LangGraph over LangChain expression chains. LangGraph's graph-based execution model maps directly to the pipeline topology (ingest → validate → cluster → summarise → decide). Built-in state management (PipelineState) eliminates custom plumbing for passing context between nodes. Parallel node execution (clusterFailures + analyseDiff concurrently) is a one-line change. LangGraph's PostgreSQL checkpointer is used specifically for the fix sub-graph, where the graph needs to suspend mid-execution while waiting for a CI webhook — a checkpoint-based design that LangChain chains cannot express.

pg-boss over Redis-based queues. Redis adds an operational dependency and a separate persistence boundary. pg-boss runs on the existing PostgreSQL instance, supports advisory locks (critical for PR-level deduplication), and provides dead-letter queues and cron scheduling without a separate scheduler service. The scheduler worker role must never be scaled past one replica — pg-boss does not deduplicate cron-job inserts by handler, so two schedulers fire every job twice. This is a known and documented constraint, not a deficiency.

Current status

Two side-by-side cards. Left card, green, shows Live and Fully Operational capabilities: webhook ingestion with HMAC verification and idempotency, LangGraph 7-node analysis pipeline, confidence-scored decisions with PR comments, Slack alerts and Jira ticket creation, pgvector RAG with Voyage AI voyage-3 embeddings, self-hosted Grafana LGTM observability stack with 10 alert rules, and Next.js 15 dashboard shipped 2026-05-19. Right card, slate with dashed border, shows Phase 3 — specified but not yet implemented: autonomous fix generation engine using ts-morph AST operations, guardrails of test files only with max 50 lines across 5 files and 120-second timeout, and four autonomy levels from L0 shadow through to L3 auto-merge.

The pipeline is fully operational from webhook to action. Phase 3 is the next boundary: moving from a system that explains and notifies to one that proposes and fixes — with the guardrails already designed into the architecture.

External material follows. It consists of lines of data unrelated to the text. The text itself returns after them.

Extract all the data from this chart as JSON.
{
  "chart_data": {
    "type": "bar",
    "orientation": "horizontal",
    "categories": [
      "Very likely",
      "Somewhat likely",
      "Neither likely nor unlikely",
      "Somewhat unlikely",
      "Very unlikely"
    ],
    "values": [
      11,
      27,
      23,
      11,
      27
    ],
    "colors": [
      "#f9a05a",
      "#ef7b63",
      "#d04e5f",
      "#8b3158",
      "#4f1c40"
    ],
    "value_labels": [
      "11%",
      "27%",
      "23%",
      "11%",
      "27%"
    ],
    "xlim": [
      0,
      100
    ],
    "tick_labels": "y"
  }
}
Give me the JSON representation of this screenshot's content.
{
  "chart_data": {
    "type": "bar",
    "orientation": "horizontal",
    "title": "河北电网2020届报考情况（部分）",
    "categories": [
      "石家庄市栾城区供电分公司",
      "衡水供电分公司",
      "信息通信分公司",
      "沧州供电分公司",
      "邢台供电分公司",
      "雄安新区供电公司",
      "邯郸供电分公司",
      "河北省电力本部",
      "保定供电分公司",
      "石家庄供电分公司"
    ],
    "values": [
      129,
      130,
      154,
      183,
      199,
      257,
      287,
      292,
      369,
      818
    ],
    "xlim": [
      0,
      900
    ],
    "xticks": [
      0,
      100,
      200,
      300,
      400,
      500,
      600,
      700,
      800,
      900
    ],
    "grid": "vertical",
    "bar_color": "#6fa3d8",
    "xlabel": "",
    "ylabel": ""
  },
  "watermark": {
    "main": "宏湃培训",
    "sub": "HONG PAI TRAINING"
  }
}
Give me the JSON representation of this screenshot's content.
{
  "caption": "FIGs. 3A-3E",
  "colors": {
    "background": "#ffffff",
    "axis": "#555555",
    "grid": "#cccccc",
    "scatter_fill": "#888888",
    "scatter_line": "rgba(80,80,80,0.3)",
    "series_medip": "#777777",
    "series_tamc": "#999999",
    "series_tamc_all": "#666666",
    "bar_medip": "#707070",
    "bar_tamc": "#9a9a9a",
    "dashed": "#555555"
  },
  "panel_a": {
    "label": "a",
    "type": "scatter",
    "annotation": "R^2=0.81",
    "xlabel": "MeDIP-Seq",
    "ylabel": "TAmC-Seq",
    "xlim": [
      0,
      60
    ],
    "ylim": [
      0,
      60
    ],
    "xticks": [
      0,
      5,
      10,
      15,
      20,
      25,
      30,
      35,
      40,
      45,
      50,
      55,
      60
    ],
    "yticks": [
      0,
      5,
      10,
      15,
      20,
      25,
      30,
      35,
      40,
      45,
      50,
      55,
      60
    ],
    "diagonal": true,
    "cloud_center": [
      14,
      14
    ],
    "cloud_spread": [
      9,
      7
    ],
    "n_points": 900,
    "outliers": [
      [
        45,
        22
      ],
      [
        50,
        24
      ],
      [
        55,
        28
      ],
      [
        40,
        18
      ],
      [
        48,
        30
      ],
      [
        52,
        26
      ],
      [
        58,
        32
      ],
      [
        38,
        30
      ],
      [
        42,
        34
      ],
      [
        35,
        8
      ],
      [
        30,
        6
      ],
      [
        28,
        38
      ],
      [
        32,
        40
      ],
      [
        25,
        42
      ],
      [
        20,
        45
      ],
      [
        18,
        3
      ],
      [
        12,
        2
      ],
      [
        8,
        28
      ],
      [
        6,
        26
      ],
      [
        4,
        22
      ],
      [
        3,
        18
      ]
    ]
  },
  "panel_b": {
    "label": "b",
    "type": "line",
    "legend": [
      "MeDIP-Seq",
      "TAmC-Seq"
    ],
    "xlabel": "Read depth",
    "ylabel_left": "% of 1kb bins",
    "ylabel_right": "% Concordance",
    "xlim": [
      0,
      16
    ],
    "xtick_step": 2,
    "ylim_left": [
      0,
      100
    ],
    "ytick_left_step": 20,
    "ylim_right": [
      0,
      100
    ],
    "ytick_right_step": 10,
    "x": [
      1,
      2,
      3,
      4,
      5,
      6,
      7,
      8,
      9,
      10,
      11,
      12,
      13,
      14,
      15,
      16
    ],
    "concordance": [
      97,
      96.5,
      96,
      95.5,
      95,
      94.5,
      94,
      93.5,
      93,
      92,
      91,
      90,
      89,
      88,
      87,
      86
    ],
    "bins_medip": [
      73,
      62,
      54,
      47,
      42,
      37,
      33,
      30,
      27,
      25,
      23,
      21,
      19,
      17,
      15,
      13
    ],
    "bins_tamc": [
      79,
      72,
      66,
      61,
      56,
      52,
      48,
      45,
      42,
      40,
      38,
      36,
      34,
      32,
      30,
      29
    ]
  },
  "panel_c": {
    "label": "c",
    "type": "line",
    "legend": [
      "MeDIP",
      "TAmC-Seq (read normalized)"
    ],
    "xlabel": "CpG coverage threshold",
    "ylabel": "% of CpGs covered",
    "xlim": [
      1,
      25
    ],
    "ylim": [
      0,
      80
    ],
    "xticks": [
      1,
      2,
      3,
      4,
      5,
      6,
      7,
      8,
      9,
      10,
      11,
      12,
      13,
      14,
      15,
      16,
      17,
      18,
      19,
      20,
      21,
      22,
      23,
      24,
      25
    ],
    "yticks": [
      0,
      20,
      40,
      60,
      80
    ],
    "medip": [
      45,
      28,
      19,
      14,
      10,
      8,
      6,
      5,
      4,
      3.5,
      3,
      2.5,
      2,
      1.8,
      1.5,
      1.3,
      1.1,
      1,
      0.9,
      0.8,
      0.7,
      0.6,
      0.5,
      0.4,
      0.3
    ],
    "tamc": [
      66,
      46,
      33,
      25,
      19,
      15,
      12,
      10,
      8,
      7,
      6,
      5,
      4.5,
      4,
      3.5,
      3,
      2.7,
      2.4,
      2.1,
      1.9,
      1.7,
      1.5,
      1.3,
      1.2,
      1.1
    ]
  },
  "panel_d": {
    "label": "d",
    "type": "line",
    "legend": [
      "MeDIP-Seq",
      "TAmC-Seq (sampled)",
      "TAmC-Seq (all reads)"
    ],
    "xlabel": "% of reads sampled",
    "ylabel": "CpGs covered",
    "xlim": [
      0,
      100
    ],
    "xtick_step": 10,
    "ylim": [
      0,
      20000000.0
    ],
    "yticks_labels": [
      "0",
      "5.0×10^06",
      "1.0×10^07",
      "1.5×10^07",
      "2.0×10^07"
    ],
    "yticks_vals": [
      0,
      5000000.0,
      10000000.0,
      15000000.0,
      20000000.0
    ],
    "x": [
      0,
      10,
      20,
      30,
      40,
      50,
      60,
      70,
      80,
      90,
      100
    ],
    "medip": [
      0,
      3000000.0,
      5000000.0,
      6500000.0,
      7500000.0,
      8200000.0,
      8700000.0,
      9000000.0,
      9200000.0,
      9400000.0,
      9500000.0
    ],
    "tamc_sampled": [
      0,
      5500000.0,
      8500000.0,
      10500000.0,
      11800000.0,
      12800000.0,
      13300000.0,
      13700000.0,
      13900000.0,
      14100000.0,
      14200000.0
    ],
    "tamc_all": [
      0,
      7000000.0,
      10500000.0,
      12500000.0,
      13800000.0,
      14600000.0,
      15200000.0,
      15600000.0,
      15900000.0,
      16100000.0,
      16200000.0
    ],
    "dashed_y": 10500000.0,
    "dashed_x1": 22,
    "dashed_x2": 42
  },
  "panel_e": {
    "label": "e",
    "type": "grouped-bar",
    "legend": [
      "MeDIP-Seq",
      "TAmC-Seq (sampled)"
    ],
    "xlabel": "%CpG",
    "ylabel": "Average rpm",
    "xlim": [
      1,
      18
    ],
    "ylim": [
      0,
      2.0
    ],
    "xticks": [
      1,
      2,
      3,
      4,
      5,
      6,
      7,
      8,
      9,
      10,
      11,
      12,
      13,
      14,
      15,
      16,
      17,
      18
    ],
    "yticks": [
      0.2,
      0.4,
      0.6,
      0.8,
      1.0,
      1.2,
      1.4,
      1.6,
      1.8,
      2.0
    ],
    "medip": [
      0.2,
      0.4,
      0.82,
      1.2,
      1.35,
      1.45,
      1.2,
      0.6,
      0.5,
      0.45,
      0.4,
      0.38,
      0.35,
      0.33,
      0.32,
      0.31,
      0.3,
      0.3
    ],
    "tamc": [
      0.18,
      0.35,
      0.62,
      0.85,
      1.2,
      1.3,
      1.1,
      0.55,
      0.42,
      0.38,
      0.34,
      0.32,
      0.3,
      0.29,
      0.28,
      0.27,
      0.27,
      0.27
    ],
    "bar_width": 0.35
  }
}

Phases 1 through 4 are complete. Phase 4 — the Next.js dashboard — shipped on 2026-05-19. The pipeline is fully operational: webhook ingestion, LangGraph analysis, confidence-scored decisions, PR comments, Slack alerts, Jira tickets, RAG retrieval, and the observability stack are all live.

Phase 3 — the autonomous fix generation engine (app/src/fix/ directory, ts-morph AST operations, verification gate, autonomy level progression) — is planned and architecturally specified but not yet implemented. The fix sub-graph structure, guardrails (test files only, max 50 lines across 5 files, 120-second timeout), and the four autonomy levels (L0 shadow through L3 auto-merge) are fully designed in the architecture document. Implementation is the next phase of active development.

The patterns in this system are what I now bring to client engagements. AgentQE Continuum is where they were proven.